ADR: Chat Module Architecutre

anastasds · anastasds · commit 0d8102bdab92 · 2025-01-29T13:36:39.000-05:00
Signed-off-by: Anastas Stoyanovsky &lt;astoyano@redhat.com&gt;
diff --git a/.spellcheck-en-custom.txt b/.spellcheck-en-custom.txt
@@ -6,6 +6,7 @@ agentic
 Akash
 AMDGPU
 Anil
+architected
 arge
 args
 arXiv
@@ -138,6 +139,7 @@ Miniforge
 MiniLM
 Mixtral
 mixtral
+modifiability
 MLX
 MMLU
 modularize
@@ -242,6 +244,7 @@ tatsu
 TBD
 templating
 Tesla
+testability
 th
 tl
 TODO
@@ -253,6 +256,7 @@ Triagers
 triagers
 UI
 ui
+understandability
 unquantized
 unstaged
 URI
diff --git a/docs/adr-chat-module-architecture.md b/docs/adr-chat-module-architecture.md
@@ -0,0 +1,31 @@
+# InstructLab Chat Module Architecture
+
+## Context
+
+InstructLab recently gained the ability of [retrieval augmented generation (RAG) for chat](https://github.com/instructlab/instructlab/pull/2886). The initial implementation is the simplest possible, inserting retrieved document chunks in the chat session history before submitting the user query to the target model. This is done by adding a retriever instance into the chat class which is called by submitting the user query as-is to the vector store as a search query to retrieve those chunks.
+
+Tuning retrieval systems requires significant expertise and testing, and there are many techniques that may be needed specifically and only for that use case. For example, query reformulation or agentic approaches may be necessary to achieve reliable retrieval quality while being redundant and expensive in a non-retrieval scenario.
+
+Having a single code path that conditionally executes various strategies based on a mixture of configuration, application state, and user input can quickly become difficult to maintain, debug, and even understand. That chat module in InstructLab would benefit from a principled approach; that is, to be purposefully architected before becoming a [big ball of mud](http://www.laputan.org/mud/?ref=blog.codinghorror.com).
+
+Prompt template management, model interaction pattern, chat session history, and any interactions with third party systems can vary by use case and so should be logically grouped for purposes of at least maintainability, understandability, modifiability, and testability.
+
+## Decision
+
+The InstructLab chat module will adopt a [strategy pattern](https://en.wikipedia.org/wiki/Strategy_pattern).
+
+## Status
+
+Accepted
+
+## Consequences
+
+* A refactor to the chat module will be necessary before additional feature work.
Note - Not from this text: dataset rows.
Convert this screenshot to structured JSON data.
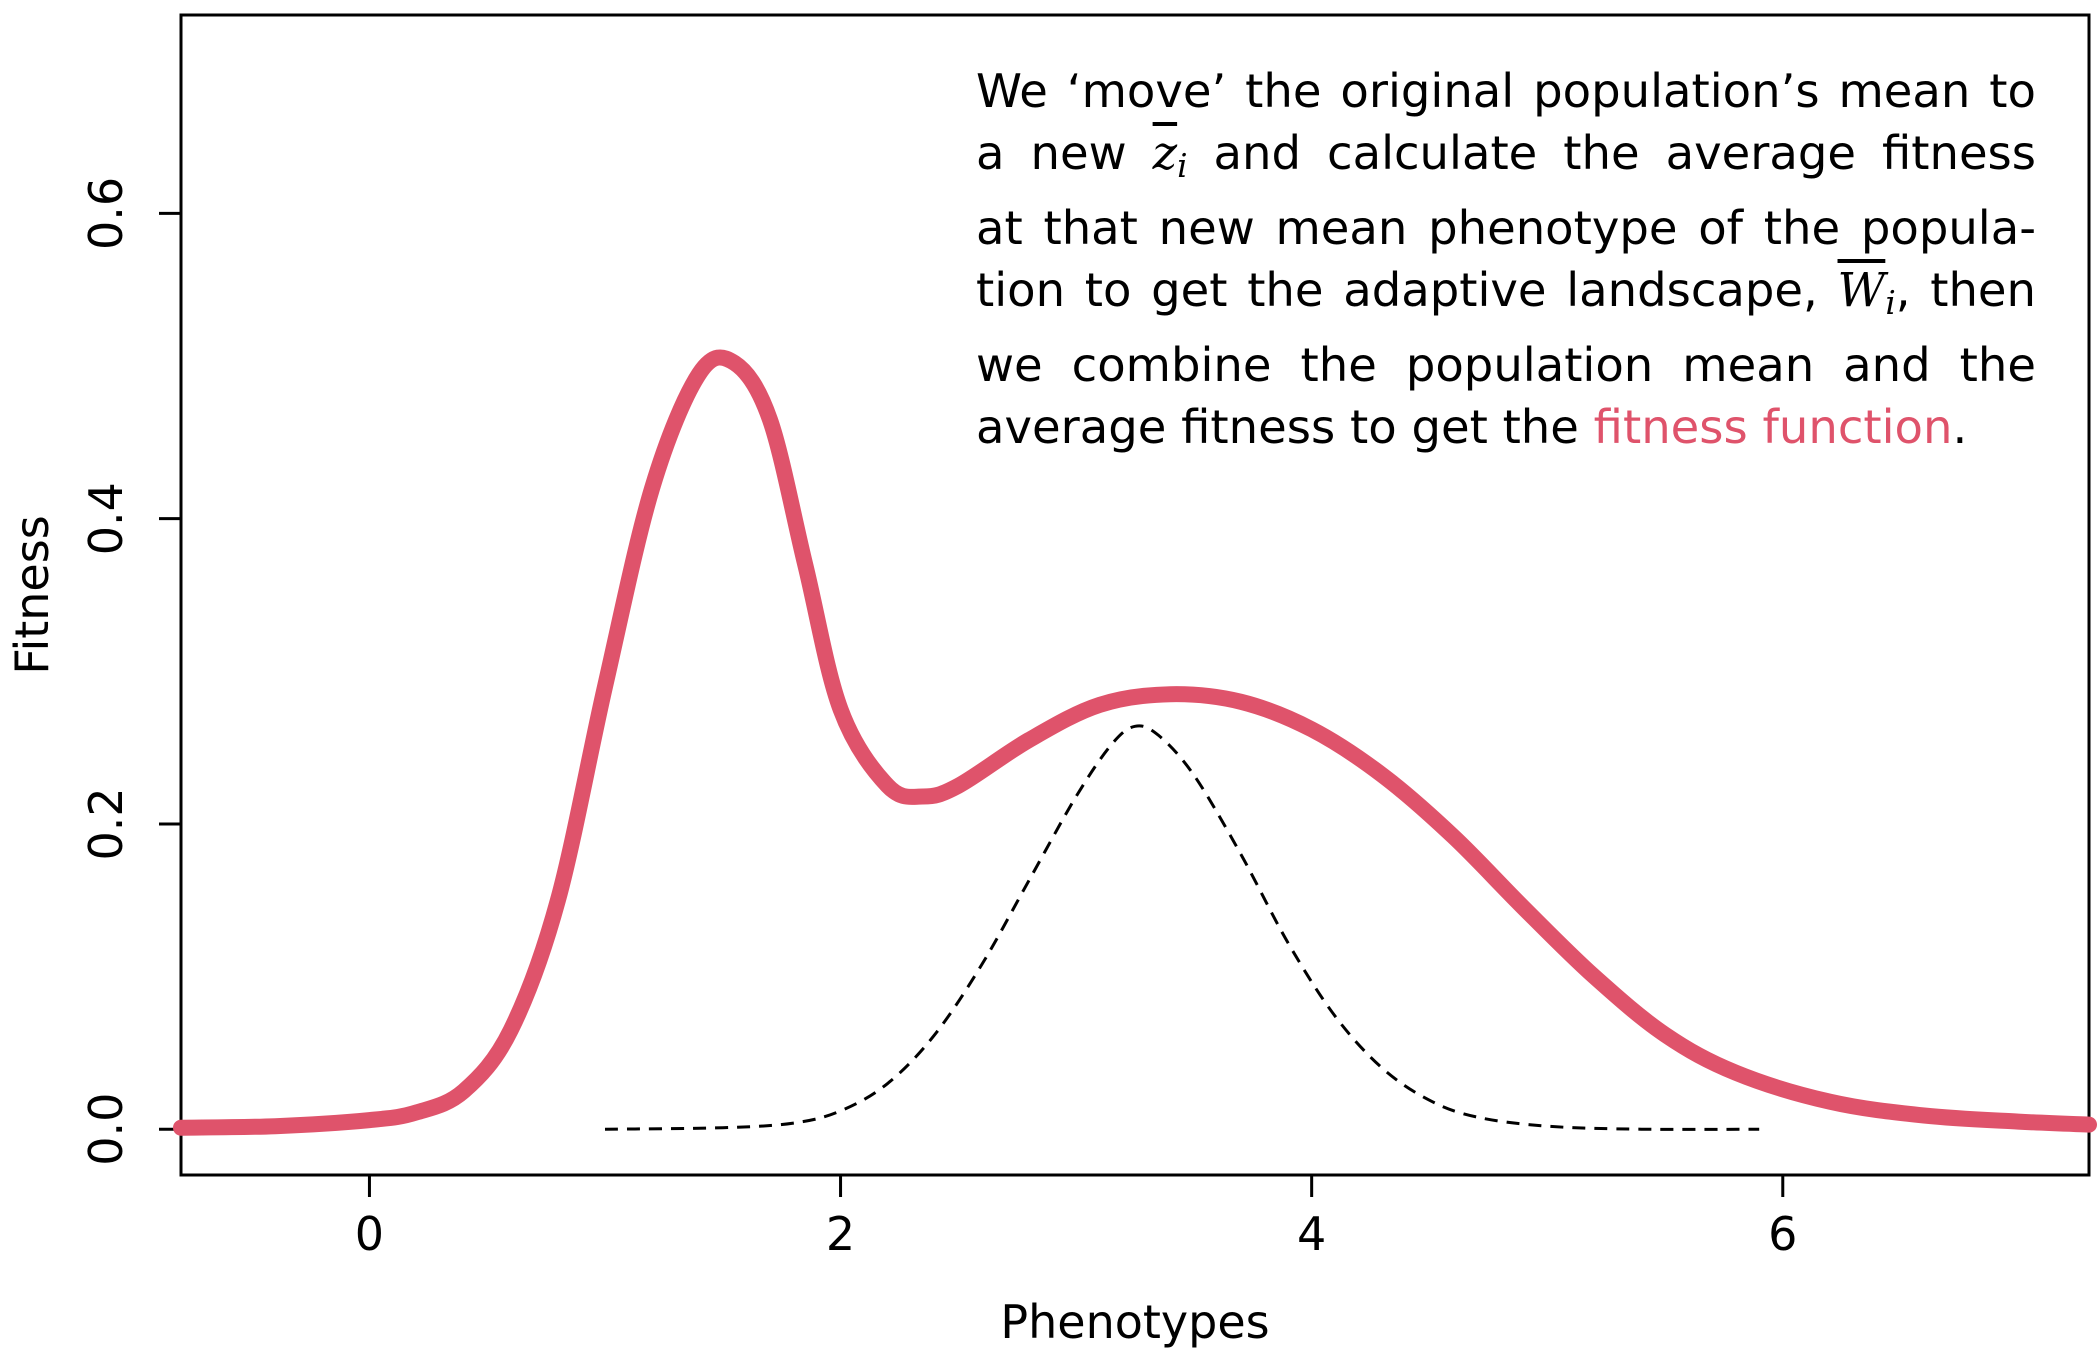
{
  "colors": {
    "fitness_function": "#df536b",
    "population_distribution": "#000000",
    "axes": "#000000"
  },
  "annotation": {
    "line1": "We ‘move’ the original population’s mean to",
    "line2_pre": "a new",
    "line2_math_base": "z",
    "line2_math_sub": "i",
    "line2_post": "and calculate the average fitness",
    "line3": "at that new mean phenotype of the popula-",
    "line4_pre": "tion to get the adaptive landscape,",
    "line4_math_base": "W",
    "line4_math_sub": "i",
    "line4_post": ", then",
    "line5": "we combine the population mean and the",
    "line6_pre": "average fitness to get the",
    "line6_highlight": "fitness function",
    "line6_post": "."
  },
  "chart_data": {
    "type": "line",
    "title": "",
    "xlabel": "Phenotypes",
    "ylabel": "Fitness",
    "xlim": [
      -0.8,
      7.3
    ],
    "ylim": [
      -0.03,
      0.73
    ],
    "x_ticks": [
      0,
      2,
      4,
      6
    ],
    "x_tick_labels": [
      "0",
      "2",
      "4",
      "6"
    ],
    "y_ticks": [
      0.0,
      0.2,
      0.4,
      0.6
    ],
    "y_tick_labels": [
      "0.0",
      "0.2",
      "0.4",
      "0.6"
    ],
    "grid": false,
    "legend": "none",
    "series": [
      {
        "style": "solid-thick",
        "color": "#df536b",
        "points": [
          [
            -0.8,
            0.001
          ],
          [
            -0.4,
            0.002
          ],
          [
            0.0,
            0.006
          ],
          [
            0.2,
            0.011
          ],
          [
            0.4,
            0.025
          ],
          [
            0.6,
            0.065
          ],
          [
            0.8,
            0.15
          ],
          [
            1.0,
            0.29
          ],
          [
            1.2,
            0.42
          ],
          [
            1.4,
            0.495
          ],
          [
            1.55,
            0.502
          ],
          [
            1.7,
            0.465
          ],
          [
            1.85,
            0.37
          ],
          [
            2.0,
            0.275
          ],
          [
            2.2,
            0.225
          ],
          [
            2.35,
            0.218
          ],
          [
            2.5,
            0.225
          ],
          [
            2.8,
            0.255
          ],
          [
            3.1,
            0.278
          ],
          [
            3.4,
            0.285
          ],
          [
            3.7,
            0.28
          ],
          [
            4.0,
            0.262
          ],
          [
            4.3,
            0.232
          ],
          [
            4.6,
            0.192
          ],
          [
            4.9,
            0.145
          ],
          [
            5.2,
            0.1
          ],
          [
            5.5,
            0.062
          ],
          [
            5.8,
            0.037
          ],
          [
            6.2,
            0.018
          ],
          [
            6.6,
            0.009
          ],
          [
            7.0,
            0.005
          ],
          [
            7.3,
            0.003
          ]
        ]
      },
      {
        "style": "dashed",
        "color": "#000000",
        "points": [
          [
            1.0,
            0.0
          ],
          [
            1.5,
            0.001
          ],
          [
            1.8,
            0.004
          ],
          [
            2.0,
            0.012
          ],
          [
            2.2,
            0.03
          ],
          [
            2.4,
            0.062
          ],
          [
            2.6,
            0.108
          ],
          [
            2.8,
            0.163
          ],
          [
            3.0,
            0.218
          ],
          [
            3.15,
            0.252
          ],
          [
            3.25,
            0.264
          ],
          [
            3.35,
            0.258
          ],
          [
            3.5,
            0.232
          ],
          [
            3.7,
            0.18
          ],
          [
            3.9,
            0.122
          ],
          [
            4.1,
            0.074
          ],
          [
            4.3,
            0.04
          ],
          [
            4.5,
            0.019
          ],
          [
            4.7,
            0.008
          ],
          [
            5.0,
            0.002
          ],
          [
            5.4,
            0.0
          ],
          [
            5.9,
            0.0
          ]
        ]
      }
    ]
  }
}
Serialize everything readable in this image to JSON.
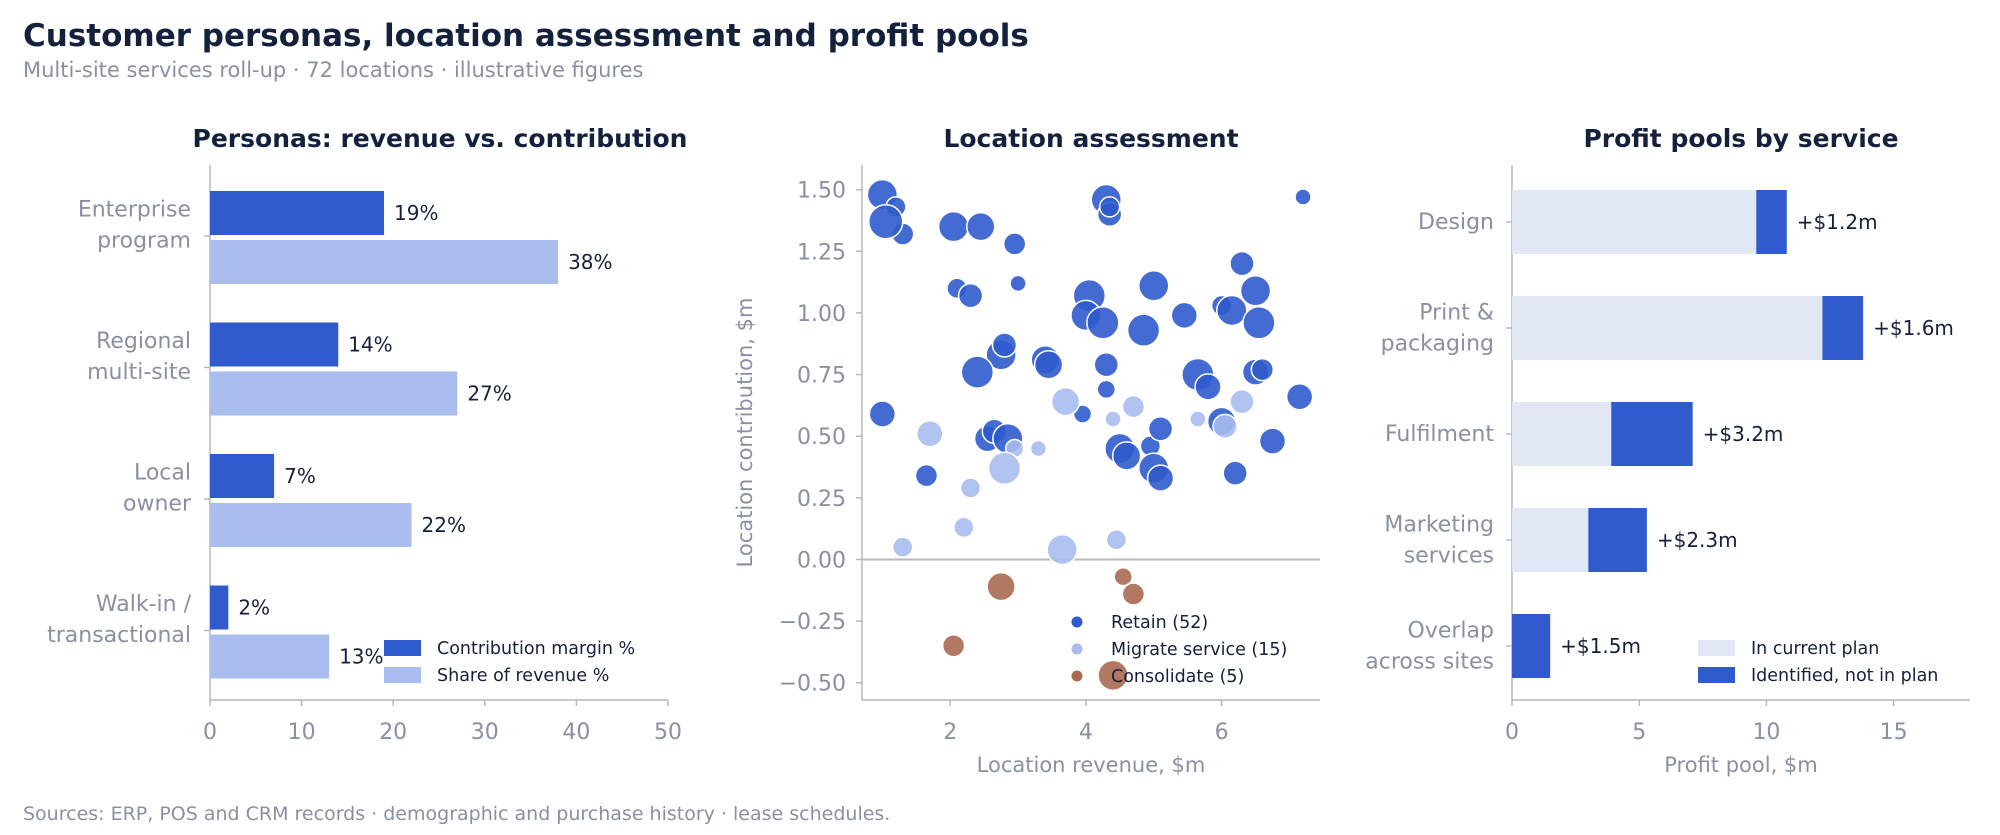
{
  "title": "Customer personas, location assessment and profit pools",
  "subtitle": "Multi-site services roll-up · 72 locations · illustrative figures",
  "footer": "Sources: ERP, POS and CRM records · demographic and purchase history · lease schedules.",
  "colors": {
    "dark": "#2f5bcc",
    "light": "#a9bdef",
    "plan": "#e1e7f4",
    "consolidate": "#a86a50",
    "axis": "#b8b8b8",
    "text": "#14213d",
    "muted": "#8a90a3"
  },
  "chart_data": [
    {
      "type": "bar",
      "orientation": "horizontal",
      "title": "Personas: revenue vs. contribution",
      "categories": [
        "Enterprise\nprogram",
        "Regional\nmulti-site",
        "Local\nowner",
        "Walk-in /\ntransactional"
      ],
      "series": [
        {
          "name": "Contribution margin %",
          "values": [
            19,
            14,
            7,
            2
          ],
          "labels": [
            "19%",
            "14%",
            "7%",
            "2%"
          ]
        },
        {
          "name": "Share of revenue %",
          "values": [
            38,
            27,
            22,
            13
          ],
          "labels": [
            "38%",
            "27%",
            "22%",
            "13%"
          ]
        }
      ],
      "xlim": [
        0,
        50
      ],
      "xticks": [
        "0",
        "10",
        "20",
        "30",
        "40",
        "50"
      ],
      "xlabel": "",
      "legend": "bottom-right"
    },
    {
      "type": "scatter",
      "title": "Location assessment",
      "xlabel": "Location revenue, $m",
      "ylabel": "Location contribution, $m",
      "xlim": [
        0.7,
        7.45
      ],
      "ylim": [
        -0.57,
        1.6
      ],
      "xticks": [
        "2",
        "4",
        "6"
      ],
      "yticks": [
        "−0.50",
        "−0.25",
        "0.00",
        "0.25",
        "0.50",
        "0.75",
        "1.00",
        "1.25",
        "1.50"
      ],
      "legend": "bottom-right",
      "series": [
        {
          "name": "Retain (52)",
          "points": [
            [
              1.0,
              1.48,
              1.1
            ],
            [
              1.2,
              1.43,
              0.6
            ],
            [
              1.3,
              1.32,
              0.7
            ],
            [
              1.05,
              1.37,
              1.3
            ],
            [
              2.05,
              1.35,
              1.1
            ],
            [
              2.45,
              1.35,
              1.0
            ],
            [
              2.95,
              1.28,
              0.7
            ],
            [
              2.1,
              1.1,
              0.6
            ],
            [
              2.3,
              1.07,
              0.8
            ],
            [
              3.0,
              1.12,
              0.4
            ],
            [
              4.3,
              1.46,
              1.1
            ],
            [
              4.35,
              1.4,
              0.8
            ],
            [
              4.35,
              1.43,
              0.6
            ],
            [
              4.05,
              1.07,
              1.2
            ],
            [
              4.0,
              0.99,
              1.1
            ],
            [
              4.25,
              0.96,
              1.2
            ],
            [
              5.0,
              1.11,
              1.1
            ],
            [
              4.85,
              0.93,
              1.2
            ],
            [
              5.45,
              0.99,
              0.9
            ],
            [
              6.0,
              1.03,
              0.6
            ],
            [
              6.15,
              1.01,
              1.1
            ],
            [
              6.5,
              1.09,
              1.1
            ],
            [
              6.55,
              0.96,
              1.2
            ],
            [
              6.3,
              1.2,
              0.8
            ],
            [
              7.2,
              1.47,
              0.4
            ],
            [
              2.75,
              0.83,
              1.1
            ],
            [
              2.8,
              0.87,
              0.8
            ],
            [
              2.4,
              0.76,
              1.2
            ],
            [
              3.4,
              0.81,
              1.0
            ],
            [
              3.45,
              0.79,
              1.0
            ],
            [
              4.3,
              0.79,
              0.8
            ],
            [
              4.3,
              0.69,
              0.5
            ],
            [
              3.95,
              0.59,
              0.5
            ],
            [
              5.65,
              0.75,
              1.2
            ],
            [
              5.8,
              0.7,
              0.9
            ],
            [
              6.5,
              0.76,
              0.9
            ],
            [
              6.6,
              0.77,
              0.7
            ],
            [
              7.15,
              0.66,
              0.9
            ],
            [
              6.0,
              0.56,
              1.0
            ],
            [
              1.0,
              0.59,
              0.9
            ],
            [
              2.55,
              0.49,
              0.9
            ],
            [
              2.65,
              0.52,
              0.8
            ],
            [
              2.85,
              0.49,
              1.1
            ],
            [
              4.5,
              0.45,
              1.1
            ],
            [
              4.6,
              0.42,
              1.0
            ],
            [
              4.95,
              0.46,
              0.6
            ],
            [
              5.0,
              0.37,
              1.1
            ],
            [
              5.1,
              0.53,
              0.8
            ],
            [
              5.1,
              0.33,
              0.9
            ],
            [
              6.75,
              0.48,
              0.9
            ],
            [
              6.2,
              0.35,
              0.8
            ],
            [
              1.65,
              0.34,
              0.7
            ]
          ]
        },
        {
          "name": "Migrate service (15)",
          "points": [
            [
              1.7,
              0.51,
              0.9
            ],
            [
              2.95,
              0.45,
              0.5
            ],
            [
              3.3,
              0.45,
              0.4
            ],
            [
              2.8,
              0.37,
              1.2
            ],
            [
              3.7,
              0.64,
              1.0
            ],
            [
              4.4,
              0.57,
              0.4
            ],
            [
              4.7,
              0.62,
              0.7
            ],
            [
              5.65,
              0.57,
              0.4
            ],
            [
              6.05,
              0.54,
              0.8
            ],
            [
              6.3,
              0.64,
              0.8
            ],
            [
              2.3,
              0.29,
              0.6
            ],
            [
              2.2,
              0.13,
              0.6
            ],
            [
              1.3,
              0.05,
              0.6
            ],
            [
              3.65,
              0.04,
              1.1
            ],
            [
              4.45,
              0.08,
              0.6
            ]
          ]
        },
        {
          "name": "Consolidate (5)",
          "points": [
            [
              2.75,
              -0.11,
              1.0
            ],
            [
              4.55,
              -0.07,
              0.5
            ],
            [
              4.7,
              -0.14,
              0.7
            ],
            [
              2.05,
              -0.35,
              0.7
            ],
            [
              4.4,
              -0.47,
              1.1
            ]
          ]
        }
      ]
    },
    {
      "type": "bar",
      "orientation": "horizontal",
      "stacked": true,
      "title": "Profit pools by service",
      "xlabel": "Profit pool, $m",
      "xlim": [
        0,
        18
      ],
      "xticks": [
        "0",
        "5",
        "10",
        "15"
      ],
      "categories": [
        "Design",
        "Print &\npackaging",
        "Fulfilment",
        "Marketing\nservices",
        "Overlap\nacross sites"
      ],
      "series": [
        {
          "name": "In current plan",
          "values": [
            9.6,
            12.2,
            3.9,
            3.0,
            0
          ]
        },
        {
          "name": "Identified, not in plan",
          "values": [
            1.2,
            1.6,
            3.2,
            2.3,
            1.5
          ],
          "labels": [
            "+$1.2m",
            "+$1.6m",
            "+$3.2m",
            "+$2.3m",
            "+$1.5m"
          ]
        }
      ],
      "legend": "bottom-right"
    }
  ]
}
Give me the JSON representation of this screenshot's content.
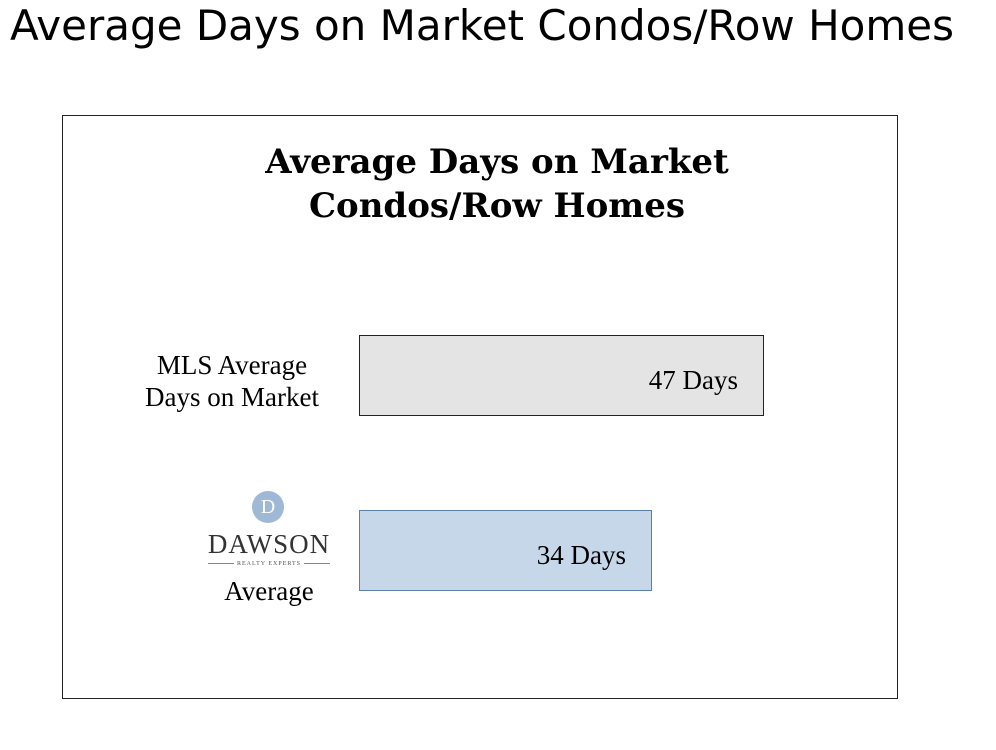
{
  "page": {
    "title": "Average Days on Market Condos/Row Homes"
  },
  "chart_data": {
    "type": "bar",
    "orientation": "horizontal",
    "title_lines": [
      "Average Days on Market",
      "Condos/Row Homes"
    ],
    "categories": [
      "MLS Average Days on Market",
      "DAWSON Average"
    ],
    "category_label_lines": [
      [
        "MLS Average",
        "Days on Market"
      ],
      [
        "Average"
      ]
    ],
    "values": [
      47,
      34
    ],
    "data_labels": [
      "47 Days",
      "34 Days"
    ],
    "xlim": [
      0,
      47
    ],
    "grid": false,
    "legend": "none",
    "bar_colors": [
      "#e4e4e4",
      "#c6d7ea"
    ],
    "bar_border_colors": [
      "#222222",
      "#5a7fa8"
    ]
  },
  "logo": {
    "monogram": "D",
    "name": "DAWSON",
    "tagline": "REALTY EXPERTS",
    "circle_color": "#9fb8d6"
  }
}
+* Encapsulation of different sets of logic as distinct pattern should decrease the risk of regression in one area when implementing another.
+* Division of responsibility will be clear from the code and project structure.
+* Testing different chat strategies will become simpler, with a smaller total testing surface.
+* Development velocity of RAG-specific improvements should be higher.
+* Code review will become simpler.
+* Risk of unsustainable maintenance overhead should be decreased.
+* As blocks of logic common to multiple strategies emerge over time, there will be a natural path to a pipeline approach in the future.
+* Configuration might become more complex; care should be taken in designing it to be flexible and to avoid one-way doors.